Hola familia, como estado todos?? I am missing you all a lot today! I don't have a whole lot of time to write. But thanks for the letters Grandma and Grandpa Skidmore. And also NICKI!! You guys +icecream=bestdayever.....

So we had a crazy New Year. The people here just lite off fireworks (that are more like bags of gun powder they just start on fire) from 9pm until 1am. So we didn't sleep a whole lot. It was a little harder as well to teach people, no one had time to receive us. But we visited the members and then on New Years Day we went over to the assistants house and helped them move houses. Talk about privileges. OK washing machine. Microwave. Three Bathrooms. My house......Cement slab to wash clothes. Little plug in heater thing to heat up food. Bug infested bathroom.

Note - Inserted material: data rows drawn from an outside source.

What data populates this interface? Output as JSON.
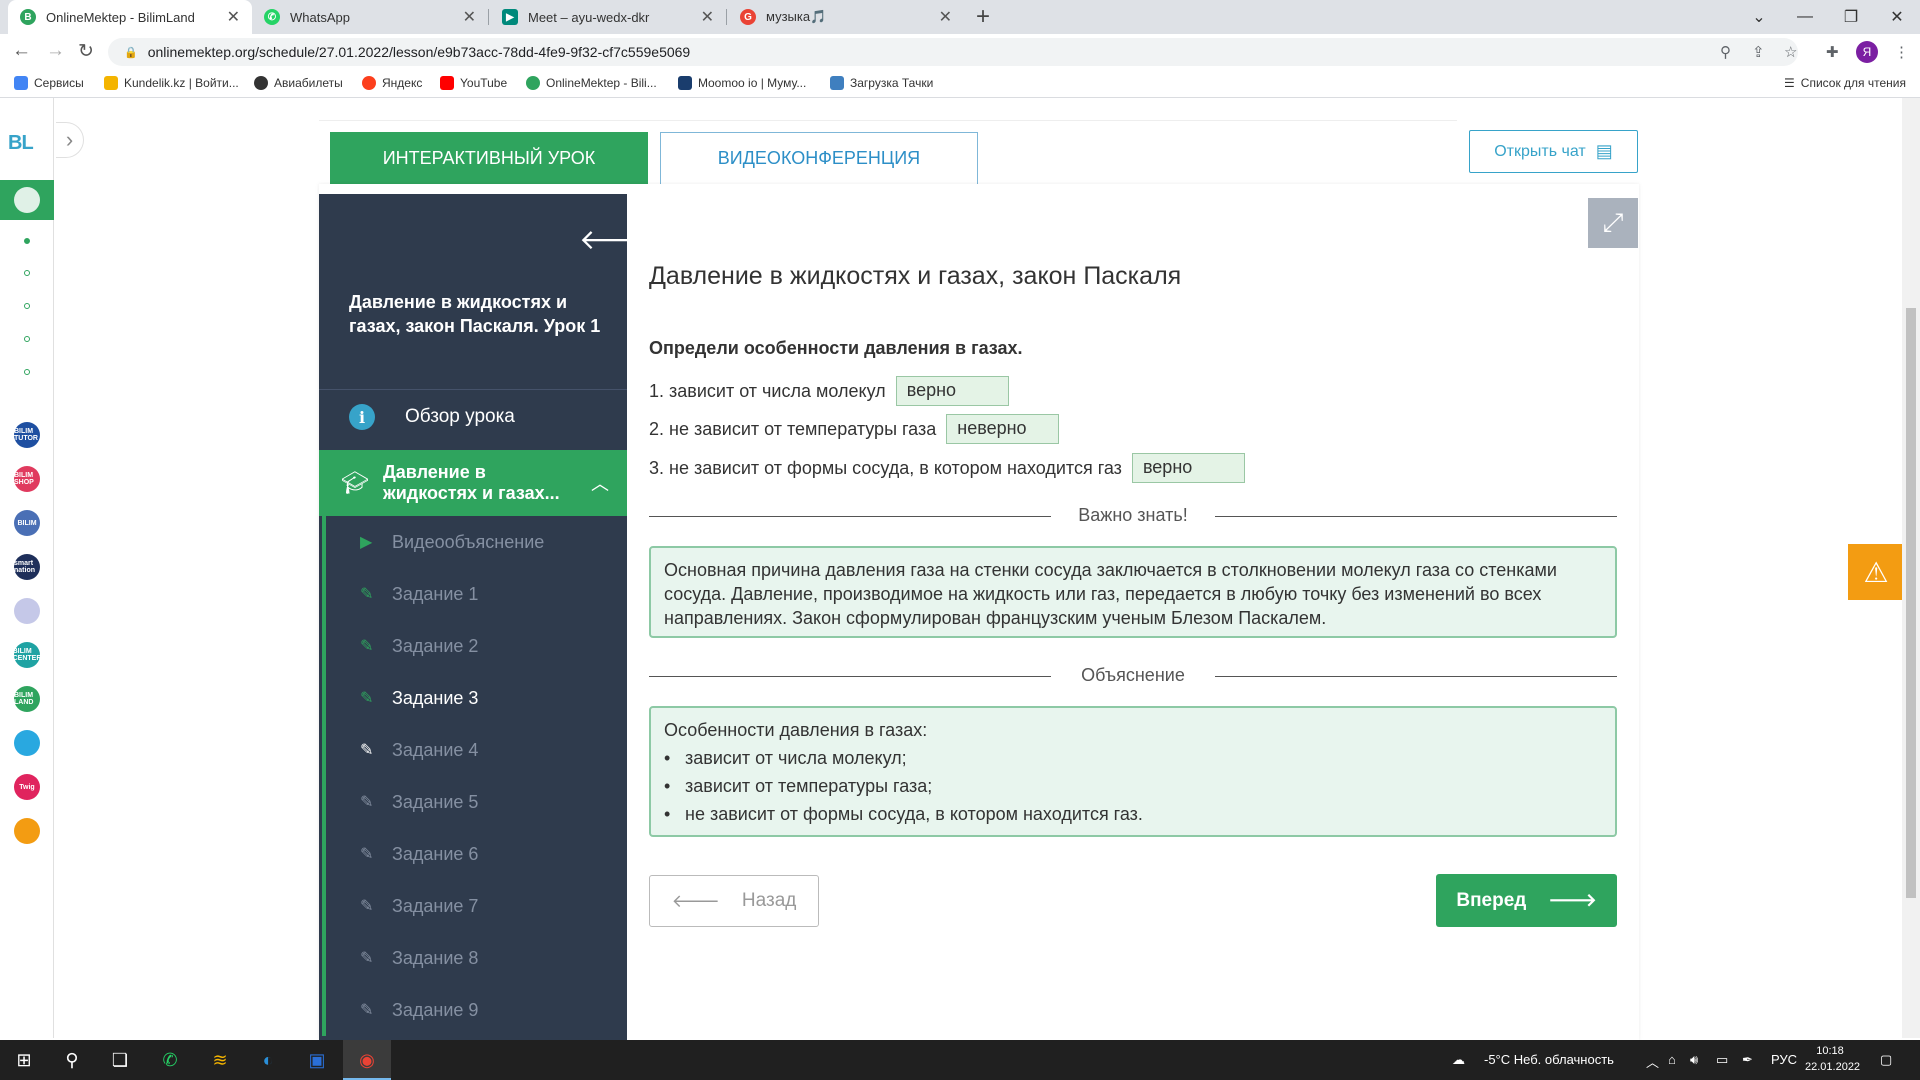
{
  "browser": {
    "tabs": [
      {
        "title": "OnlineMektep - BilimLand",
        "icon": "bilimland-icon",
        "color": "#2fa45e"
      },
      {
        "title": "WhatsApp",
        "icon": "whatsapp-icon",
        "color": "#25d366"
      },
      {
        "title": "Meet – ayu-wedx-dkr",
        "icon": "google-meet-icon",
        "color": "#00897b"
      },
      {
        "title": "музыка🎵",
        "icon": "google-search-icon",
        "color": "#ea4335"
      }
    ],
    "url": "onlinemektep.org/schedule/27.01.2022/lesson/e9b73acc-78dd-4fe9-9f32-cf7c559e5069",
    "profile_initial": "Я",
    "bookmarks": [
      {
        "label": "Сервисы",
        "color": "#4285f4"
      },
      {
        "label": "Kundelik.kz | Войти...",
        "color": "#f4b400"
      },
      {
        "label": "Авиабилеты",
        "color": "#333333"
      },
      {
        "label": "Яндекс",
        "color": "#fc3f1d"
      },
      {
        "label": "YouTube",
        "color": "#ff0000"
      },
      {
        "label": "OnlineMektep - Bili...",
        "color": "#2fa45e"
      },
      {
        "label": "Moomoo io | Муму...",
        "color": "#1a3d6d"
      },
      {
        "label": "Загрузка Тачки",
        "color": "#3f7fbf"
      }
    ],
    "reading_list": "Список для чтения"
  },
  "app_sidebar": {
    "logo": "BL",
    "apps": [
      {
        "label": "BILIM TUTOR",
        "color": "#1e4fa1"
      },
      {
        "label": "BILIM SHOP",
        "color": "#e03a5e"
      },
      {
        "label": "BILIM",
        "color": "#4a6fb5"
      },
      {
        "label": "smart nation",
        "color": "#1e2f5a"
      },
      {
        "label": "",
        "color": "#c5c8e8"
      },
      {
        "label": "BILIM CENTER",
        "color": "#1fa3a3"
      },
      {
        "label": "BILIM LAND",
        "color": "#2fa45e"
      },
      {
        "label": "",
        "color": "#29a8e0"
      },
      {
        "label": "Twig",
        "color": "#e0245e"
      },
      {
        "label": "",
        "color": "#f39c12"
      }
    ]
  },
  "tabs": {
    "interactive": "ИНТЕРАКТИВНЫЙ УРОК",
    "video": "ВИДЕОКОНФЕРЕНЦИЯ",
    "open_chat": "Открыть чат"
  },
  "lesson": {
    "title": "Давление в жидкостях и газах, закон Паскаля. Урок 1",
    "overview": "Обзор урока",
    "section": "Давление в жидкостях и газах...",
    "items": [
      {
        "label": "Видеообъяснение",
        "state": "done",
        "icon": "play-icon"
      },
      {
        "label": "Задание 1",
        "state": "done",
        "icon": "edit-icon"
      },
      {
        "label": "Задание 2",
        "state": "done",
        "icon": "edit-icon"
      },
      {
        "label": "Задание 3",
        "state": "current",
        "icon": "edit-icon"
      },
      {
        "label": "Задание 4",
        "state": "pending",
        "icon": "edit-icon"
      },
      {
        "label": "Задание 5",
        "state": "locked",
        "icon": "edit-icon"
      },
      {
        "label": "Задание 6",
        "state": "locked",
        "icon": "edit-icon"
      },
      {
        "label": "Задание 7",
        "state": "locked",
        "icon": "edit-icon"
      },
      {
        "label": "Задание 8",
        "state": "locked",
        "icon": "edit-icon"
      },
      {
        "label": "Задание 9",
        "state": "locked",
        "icon": "edit-icon"
      }
    ]
  },
  "task": {
    "title": "Давление в жидкостях и газах, закон Паскаля",
    "question": "Определи особенности давления в газах.",
    "statements": [
      {
        "text": "1. зависит от числа молекул",
        "answer": "верно"
      },
      {
        "text": "2. не зависит от температуры газа",
        "answer": "неверно"
      },
      {
        "text": "3. не зависит от формы сосуда, в котором находится газ",
        "answer": "верно"
      }
    ],
    "important_heading": "Важно знать!",
    "important_text": "Основная причина давления газа на стенки сосуда заключается в столкновении молекул газа со стенками сосуда. Давление, производимое на жидкость или газ, передается в любую точку без изменений во всех направлениях. Закон сформулирован французским ученым Блезом Паскалем.",
    "explanation_heading": "Объяснение",
    "explanation_intro": "Особенности давления в газах:",
    "explanation_items": [
      "зависит от числа молекул;",
      "зависит от температуры газа;",
      "не зависит от формы сосуда, в котором находится газ."
    ],
    "back": "Назад",
    "next": "Вперед"
  },
  "taskbar": {
    "weather": "-5°C  Неб. облачность",
    "lang": "РУС",
    "time": "10:18",
    "date": "22.01.2022"
  }
}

We are teaching this man Joaquin; he is a professional basketball trainer. He says that he has never been interested in receiving gospel studies, but says he really feels something different with us. We are also teaching three families right now. There is something so special about teaching families. I really like it better. The gospel is here for the family. How great is the plan of salvation! The Lord has something so much greater than this place prepared for us. This was my last fast and testimony meeting of my mission. (I think.....) It was really a weird feeling. I got up in front of the congregation and just stood there a second in silence. I touched my name tag and felt a terrible sadness. To leave something I've grown to love so much is really hard. I feel like I am watching one of those sand time keepers. As it gets near the end, the sand starts to fall faster and faster. I want so desperately to stop it but don't know how. How can I leave the family I have here? It's different because I doubt this family I will see again in this life. The Lord has a purpose in all things. Sometimes we have to go where he leads us, even when it's not where we want to go.


LOVE YOU SO mUCHO FAMILYYYY> HOORAW FOR ISRAEL.